Fundación Marambio
Escapándose de la muerte
Recuerdos de "Fredy" CANO

A principios de 1953, gracias a la invitación de uno de los edecanes presidenciales, un ex alumno del colegio de Bahía Blanca donde finalizaba el cuarto año, junto con los alumnos de quinto visitamos la Escuela de Aviación Militar.

Los cadetes estaban de vacaciones, de todos modos, caminando entre las hileras de sus camas vacías, alineadas dentro de aquellas cuadras deshabitadas intuí el universo en el que se hallaban sumergidos.

Esa extraña sensación se unió a mi postergado deseo de tener una vida activa, poco burocrática. Esa tarde volé por primera vez en un avión militar y, a partir de ese día, no quise otra cosa que ingresar en la Fuerza Aérea.

Dos años más tarde, como cadete de primer año viví la primera aventura, el 16 de septiembre de 1955, con una sección de camaradas participé en el combate por la toma de la Jefatura de la Policía de Córdoba.

Recuerdo que estaba cuerpo a tierra, escudado detrás de un cantero de la Plaza San Martín, cuando escuché que Juan E. Rivarola, compañero de promoción, me advertía a los gritos que, desde una ventana del piso superior, un policía me estaba apuntando. Me moví y, al instante, oí que dos proyectiles impactaban en el lugar exacto donde había estado. Contesté el fuego y cambié de posición en busca de seguridad.

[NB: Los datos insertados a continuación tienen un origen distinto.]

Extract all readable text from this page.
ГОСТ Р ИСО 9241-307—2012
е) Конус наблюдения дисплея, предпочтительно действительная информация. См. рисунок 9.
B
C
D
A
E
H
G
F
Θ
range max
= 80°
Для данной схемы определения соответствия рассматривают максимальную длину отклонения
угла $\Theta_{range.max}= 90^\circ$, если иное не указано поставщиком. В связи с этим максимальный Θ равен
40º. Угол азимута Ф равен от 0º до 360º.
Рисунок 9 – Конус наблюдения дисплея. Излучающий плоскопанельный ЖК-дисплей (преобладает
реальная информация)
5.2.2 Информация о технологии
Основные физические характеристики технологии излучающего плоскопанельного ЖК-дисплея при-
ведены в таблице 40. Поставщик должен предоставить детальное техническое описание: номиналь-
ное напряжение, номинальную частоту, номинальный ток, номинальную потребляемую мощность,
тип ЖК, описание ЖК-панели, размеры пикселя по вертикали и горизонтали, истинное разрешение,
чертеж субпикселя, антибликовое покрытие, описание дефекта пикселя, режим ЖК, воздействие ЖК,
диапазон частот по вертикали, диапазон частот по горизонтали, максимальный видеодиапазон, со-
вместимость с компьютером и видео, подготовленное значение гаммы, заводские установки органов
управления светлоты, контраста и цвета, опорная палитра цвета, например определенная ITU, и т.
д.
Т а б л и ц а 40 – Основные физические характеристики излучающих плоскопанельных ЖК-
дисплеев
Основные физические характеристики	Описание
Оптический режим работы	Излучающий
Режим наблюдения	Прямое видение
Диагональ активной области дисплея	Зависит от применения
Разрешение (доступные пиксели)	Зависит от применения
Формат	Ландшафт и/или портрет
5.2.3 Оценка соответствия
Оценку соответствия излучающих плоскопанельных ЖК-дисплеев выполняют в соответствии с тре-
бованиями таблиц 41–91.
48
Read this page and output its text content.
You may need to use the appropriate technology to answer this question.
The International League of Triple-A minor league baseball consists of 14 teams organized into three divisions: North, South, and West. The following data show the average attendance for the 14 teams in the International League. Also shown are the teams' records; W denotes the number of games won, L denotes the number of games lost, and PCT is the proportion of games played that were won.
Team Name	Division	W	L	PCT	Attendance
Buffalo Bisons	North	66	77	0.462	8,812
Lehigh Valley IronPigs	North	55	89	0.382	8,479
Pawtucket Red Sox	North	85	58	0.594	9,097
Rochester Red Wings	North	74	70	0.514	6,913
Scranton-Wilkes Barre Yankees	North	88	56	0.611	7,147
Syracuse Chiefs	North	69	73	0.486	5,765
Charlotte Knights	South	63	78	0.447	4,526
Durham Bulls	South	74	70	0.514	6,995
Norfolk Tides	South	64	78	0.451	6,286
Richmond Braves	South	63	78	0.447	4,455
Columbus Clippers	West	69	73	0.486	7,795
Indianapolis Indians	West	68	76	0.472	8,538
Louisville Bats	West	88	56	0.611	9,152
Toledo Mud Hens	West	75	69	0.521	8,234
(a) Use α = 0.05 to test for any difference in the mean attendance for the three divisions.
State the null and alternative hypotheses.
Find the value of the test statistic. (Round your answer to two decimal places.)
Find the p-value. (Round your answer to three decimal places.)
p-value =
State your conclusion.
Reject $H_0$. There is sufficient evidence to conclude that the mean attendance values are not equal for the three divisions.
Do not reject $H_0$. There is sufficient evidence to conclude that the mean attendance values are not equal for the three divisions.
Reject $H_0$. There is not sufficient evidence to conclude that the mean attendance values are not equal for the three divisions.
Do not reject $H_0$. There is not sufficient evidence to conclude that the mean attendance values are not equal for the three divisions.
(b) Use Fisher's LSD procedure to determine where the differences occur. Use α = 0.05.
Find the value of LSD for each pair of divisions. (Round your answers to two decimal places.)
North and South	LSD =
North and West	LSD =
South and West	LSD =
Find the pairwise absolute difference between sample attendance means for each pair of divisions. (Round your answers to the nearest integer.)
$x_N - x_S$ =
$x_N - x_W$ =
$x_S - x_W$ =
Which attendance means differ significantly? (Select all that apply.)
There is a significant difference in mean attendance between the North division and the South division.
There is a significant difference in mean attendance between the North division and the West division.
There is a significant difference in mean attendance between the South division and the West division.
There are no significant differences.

Al rato, después de que ellos habían levantado la bandera blanca, fusil Máuser en mano, irrumpí en una de las oficinas de planta baja, pegado a las espaldas de un estudiante de medicina, que identifiqué como tal por su guardapolvo blanco.

De pronto, una descarga ensordecedora dio por tierra con el futuro médico. Mientras, sin saber cómo, me refugiaba en una habitación, de reojos advertí dos puntos rojizos que se expandían rápidamente a la altura del pecho del estudiante que había caído boca arriba. Murió de inmediato.

En la oficina, un civil desconocido, desde atrás de un escritorio donde se había parapetado, me gritó que me refugiara junto a él. Una lluvia de balas y los chiflidos de sus rebotes me impidieron cubrirme detrás del escritorio. Sin saber cómo corrí hacia otra habitación, sin daño alguno.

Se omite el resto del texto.